Stories for the before and after

The Elephant in the Waiting Room is a collection of ten science-fiction stories about hope, tragedy, and rebirth in a world that appears to be nearing its end. Authors from diverse backgrounds and nationalities imagine a series of prologues and epilogues for our many uncertain futures. These stories confront our shared fears of a technological future rushing towards us at the speed of light: the grand piano suspended above our heads. We sit in the waiting room, waiting for war, for uprising, for collapse. Who are we without the waiting that defines us?
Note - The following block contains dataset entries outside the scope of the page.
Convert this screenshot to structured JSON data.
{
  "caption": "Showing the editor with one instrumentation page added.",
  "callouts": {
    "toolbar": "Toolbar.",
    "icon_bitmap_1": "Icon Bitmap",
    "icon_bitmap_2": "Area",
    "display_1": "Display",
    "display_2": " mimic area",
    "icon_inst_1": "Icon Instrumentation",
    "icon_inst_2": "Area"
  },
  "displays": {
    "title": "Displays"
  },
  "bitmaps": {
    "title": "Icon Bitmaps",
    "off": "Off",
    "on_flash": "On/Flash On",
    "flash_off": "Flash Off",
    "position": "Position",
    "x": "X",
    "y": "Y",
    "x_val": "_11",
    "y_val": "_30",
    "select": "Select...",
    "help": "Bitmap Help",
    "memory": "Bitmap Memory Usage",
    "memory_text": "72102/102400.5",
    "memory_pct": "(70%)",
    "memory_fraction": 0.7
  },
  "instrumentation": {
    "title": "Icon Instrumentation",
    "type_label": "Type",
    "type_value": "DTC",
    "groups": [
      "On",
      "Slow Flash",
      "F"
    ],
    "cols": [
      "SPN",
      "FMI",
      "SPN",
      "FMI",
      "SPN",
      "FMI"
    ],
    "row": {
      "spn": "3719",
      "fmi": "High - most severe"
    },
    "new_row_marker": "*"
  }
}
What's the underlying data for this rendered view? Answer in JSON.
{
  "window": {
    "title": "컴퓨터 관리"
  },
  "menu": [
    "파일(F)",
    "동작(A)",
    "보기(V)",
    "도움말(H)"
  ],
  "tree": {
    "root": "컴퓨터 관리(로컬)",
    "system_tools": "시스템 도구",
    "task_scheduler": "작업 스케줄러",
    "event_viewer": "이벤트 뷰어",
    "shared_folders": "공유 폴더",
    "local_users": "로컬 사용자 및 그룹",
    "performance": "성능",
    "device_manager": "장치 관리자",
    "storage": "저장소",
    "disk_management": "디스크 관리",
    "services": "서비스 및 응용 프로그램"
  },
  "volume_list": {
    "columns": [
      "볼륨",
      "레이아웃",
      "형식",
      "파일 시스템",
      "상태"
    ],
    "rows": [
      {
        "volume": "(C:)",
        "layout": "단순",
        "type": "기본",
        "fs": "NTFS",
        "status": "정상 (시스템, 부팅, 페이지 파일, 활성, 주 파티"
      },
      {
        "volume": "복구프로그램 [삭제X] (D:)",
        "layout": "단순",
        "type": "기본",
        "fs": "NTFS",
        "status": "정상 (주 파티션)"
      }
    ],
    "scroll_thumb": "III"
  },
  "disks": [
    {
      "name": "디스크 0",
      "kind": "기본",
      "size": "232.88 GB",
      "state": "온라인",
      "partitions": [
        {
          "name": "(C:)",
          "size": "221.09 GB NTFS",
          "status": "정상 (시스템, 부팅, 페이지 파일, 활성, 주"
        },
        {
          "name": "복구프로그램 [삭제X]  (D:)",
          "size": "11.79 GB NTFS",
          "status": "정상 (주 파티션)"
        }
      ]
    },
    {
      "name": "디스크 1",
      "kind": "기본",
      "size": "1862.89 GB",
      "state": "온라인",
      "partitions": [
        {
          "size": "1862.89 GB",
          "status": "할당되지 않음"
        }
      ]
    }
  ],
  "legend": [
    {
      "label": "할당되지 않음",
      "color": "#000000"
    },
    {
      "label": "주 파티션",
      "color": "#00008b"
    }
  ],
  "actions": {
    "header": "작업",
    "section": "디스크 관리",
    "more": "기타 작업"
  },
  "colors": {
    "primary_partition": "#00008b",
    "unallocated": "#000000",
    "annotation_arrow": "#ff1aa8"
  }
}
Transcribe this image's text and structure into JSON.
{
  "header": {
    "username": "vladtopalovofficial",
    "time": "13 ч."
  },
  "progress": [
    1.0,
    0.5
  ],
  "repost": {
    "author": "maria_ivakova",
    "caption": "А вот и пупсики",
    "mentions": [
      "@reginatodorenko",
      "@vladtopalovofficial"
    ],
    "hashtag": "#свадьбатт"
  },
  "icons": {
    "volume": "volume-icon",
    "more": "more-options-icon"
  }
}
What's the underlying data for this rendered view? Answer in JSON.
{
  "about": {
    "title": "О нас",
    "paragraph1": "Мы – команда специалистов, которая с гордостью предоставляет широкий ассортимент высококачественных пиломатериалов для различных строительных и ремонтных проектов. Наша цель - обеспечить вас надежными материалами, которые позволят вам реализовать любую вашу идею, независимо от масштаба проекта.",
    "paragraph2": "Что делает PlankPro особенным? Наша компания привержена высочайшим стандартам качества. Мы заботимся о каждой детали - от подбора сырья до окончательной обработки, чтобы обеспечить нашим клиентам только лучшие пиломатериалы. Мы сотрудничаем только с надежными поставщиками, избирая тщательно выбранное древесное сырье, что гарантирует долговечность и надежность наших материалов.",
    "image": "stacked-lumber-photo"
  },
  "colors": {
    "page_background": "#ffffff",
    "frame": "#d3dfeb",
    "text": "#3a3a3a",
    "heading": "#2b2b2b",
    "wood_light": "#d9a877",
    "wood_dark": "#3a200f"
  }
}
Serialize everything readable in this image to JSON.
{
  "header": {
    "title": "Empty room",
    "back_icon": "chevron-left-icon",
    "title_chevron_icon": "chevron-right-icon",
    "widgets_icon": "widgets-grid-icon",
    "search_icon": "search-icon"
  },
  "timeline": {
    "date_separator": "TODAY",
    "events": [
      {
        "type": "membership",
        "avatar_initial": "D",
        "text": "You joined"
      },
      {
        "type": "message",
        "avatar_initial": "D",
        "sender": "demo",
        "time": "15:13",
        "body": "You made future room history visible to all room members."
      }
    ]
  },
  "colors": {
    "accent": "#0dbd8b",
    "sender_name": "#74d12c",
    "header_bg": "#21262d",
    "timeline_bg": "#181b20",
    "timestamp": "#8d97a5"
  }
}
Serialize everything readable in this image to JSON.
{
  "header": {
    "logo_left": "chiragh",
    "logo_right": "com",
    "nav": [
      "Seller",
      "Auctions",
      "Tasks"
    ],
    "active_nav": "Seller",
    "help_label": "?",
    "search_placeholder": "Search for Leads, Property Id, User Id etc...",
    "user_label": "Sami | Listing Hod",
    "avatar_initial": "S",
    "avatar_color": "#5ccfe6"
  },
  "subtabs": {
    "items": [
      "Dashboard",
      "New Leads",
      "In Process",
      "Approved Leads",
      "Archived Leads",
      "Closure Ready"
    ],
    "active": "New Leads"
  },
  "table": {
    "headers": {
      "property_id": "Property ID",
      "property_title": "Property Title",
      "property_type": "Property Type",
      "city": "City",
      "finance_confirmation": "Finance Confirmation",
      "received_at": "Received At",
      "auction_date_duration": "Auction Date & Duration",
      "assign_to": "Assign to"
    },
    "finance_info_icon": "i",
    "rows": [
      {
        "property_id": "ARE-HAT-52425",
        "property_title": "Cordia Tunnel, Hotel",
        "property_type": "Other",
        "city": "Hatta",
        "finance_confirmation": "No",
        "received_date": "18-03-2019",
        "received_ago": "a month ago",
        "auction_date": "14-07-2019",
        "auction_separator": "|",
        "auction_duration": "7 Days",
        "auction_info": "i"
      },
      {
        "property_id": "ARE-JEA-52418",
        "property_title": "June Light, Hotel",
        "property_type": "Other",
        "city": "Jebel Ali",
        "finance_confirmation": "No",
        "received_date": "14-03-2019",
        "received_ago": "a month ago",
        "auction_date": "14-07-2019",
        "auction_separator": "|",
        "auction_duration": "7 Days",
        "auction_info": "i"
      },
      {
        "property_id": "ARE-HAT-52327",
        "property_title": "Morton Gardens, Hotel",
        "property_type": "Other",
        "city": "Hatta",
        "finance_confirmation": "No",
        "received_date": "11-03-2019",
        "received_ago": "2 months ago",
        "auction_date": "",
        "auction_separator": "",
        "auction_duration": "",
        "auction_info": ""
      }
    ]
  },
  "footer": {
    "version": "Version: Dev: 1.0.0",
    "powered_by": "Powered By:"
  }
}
short story by marjolein pijnappels

mokosh’ knitwork

An abandoned daughter who owns the hidden key to a future of democratised technology is contacted by a figure from her mother’s past. The story unravels as a Ukrainian doctor counts down the seconds to his final surgery. This is the story of a knitting club resisting rogue states with a secret language of stitches.

Rooted in historical developments—like cyberfeminists and Morse code hidden in sweaters during World War II—this narrative challenges us to think creatively about the technological systems and computer networks of the near future.

Excerpt

“They say that during the Satellite War, a new kind of network emerged, woven with wool and code, led by women. In my family, they claim my mother was one of them, a key figure in what insiders call Mokosh' Knitwork. I find that hard to believe. My mother, that inconspicuous and timid woman... a Knitter?”

(..)

Hacking has never appealed to me, so if my mother was a hacker, she didn't pass on the genetic coding for it to me. It's quite something that I even have a laptop. I like plants more than machines. I'm responsible for the food forest in our city park, along with three food forest managers. Together with another fifty volunteers, we provide the basic food supply in the community. I know that the farmers in the countryside eagerly use the remnants of Mokosh' Knitwork to coordinate the local energy supply with the regional grid and heat their greenhouses. But I prefer working with analog and low-tech solutions. Although I am, of course, connected to the decentralized crypto network, I'm not completely outside of society. But I'm a user, not a programmer. And I can't knit either.